Mi hermano es poseedor de una cierta clave para pasarla bien en la vida no malquistándose con recepcionistas y asistentas de carne y hueso. Al contrario; se caen bien. Seguramente hubo un error de copiado en la hélice helicoidal del ADN. Todo lo que se transforma en aquello vulgarmente llamado paciencia, que debió haberme correspondido a mí, quedó en él. Tenemos poca diferencia medida en años. Pero así son los algoritmos orgánicos: a unos mucho, a otros poco y a la mayoría nada, digo, de paciencia.

Llega el turno de mi hermano. Yo espero la respuesta de la consulta realizada al supervisor sentada, ya que parada me iba a cansar.
 
Pienso, ¡al fin sola! en medio de un delicado clima envolvente que invita a recordar.
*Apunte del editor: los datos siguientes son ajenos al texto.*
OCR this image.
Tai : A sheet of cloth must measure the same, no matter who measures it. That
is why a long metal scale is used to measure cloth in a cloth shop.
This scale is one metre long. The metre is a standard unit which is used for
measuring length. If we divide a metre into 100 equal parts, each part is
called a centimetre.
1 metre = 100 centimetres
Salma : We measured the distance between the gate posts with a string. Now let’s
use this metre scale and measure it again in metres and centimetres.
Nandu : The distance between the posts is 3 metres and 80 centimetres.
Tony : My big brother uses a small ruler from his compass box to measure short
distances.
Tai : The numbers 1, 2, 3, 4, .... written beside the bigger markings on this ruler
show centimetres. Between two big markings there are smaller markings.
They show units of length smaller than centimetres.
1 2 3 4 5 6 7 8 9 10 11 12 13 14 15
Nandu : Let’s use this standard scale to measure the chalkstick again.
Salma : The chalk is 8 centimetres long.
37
Evoco sin proponérmelo, los dos últimos films que analizamos en una de mis reuniones sobre cine clásico. «Rocco y sus hermanos» de Visconti y «Al Este del Paraíso» de Elia Kazán.

Ambas, desde diferentes épocas y miradas recrean disputas entre hermanos. Me gustan las dos, aunque no consiguen provocar alguna clase de identificación. En rigor no siempre es necesaria ésta para que un film te guste. Sin duda, el cine es aquello que trama la sensibilidad del siglo XX, que es el siglo en el que nací.

Sigue volando mi evocación y me detengo en el libro «El jardín de los Finzi-Contini» de Giorgio Bassani dirigida en cine por Vittorio De Sica. También existen hermanos, esta vez pertenecientes a una cierta aristocracia de Ferrara, Italia. Hermanos afines entre sí a pesar de diferencias en modos de pensar y obrar en la vida. En ésta sí se produce algo del orden de la identificación. No por lo de aristocracia, se entiende, sino por el lado de hermanos que se llevan razonablemente bien. No cuento el final. Sólo aclaro que uno de los dos muere joven. Ni mi hermano ni yo lo somos. La actriz que representa a Micol - la hermana - es la francesa Dominique Sandá, a quien solía ver en el banco de la esquina de mi casa con guantes de verano. Color beige.
 
En esa clase de elucubraciones estaba cuando entra uno de mi primos con su nueva mujer y su hija de siempre. No es cierto que las prepagas se rijan por el slogan «más barato por docena», sino que el azar también existe. Ese aire tan familiar me lleva a «El Gatopardo» escrita por Giuseppe de Lampedusa y dirigida por Luchino Visconti. Asocio al sobrino predilecto de Don Fabricio - el joven Tancredi - Alain Delón - con mi primo. Ni por lo revolucionario ni por su remoto parecido con el actor, sino por la frase «algo debe cambiar para que todo siga igual».

Vuelve la asistente. Los números que baraja son otros. Más bajos.

Me despido en forma educada de la chica y pienso «basta la salud» para leer y ver buen cine. ¿Hay muchas otras cosas placenteras en esta vida? ¿Viajar? Eso es trabajo.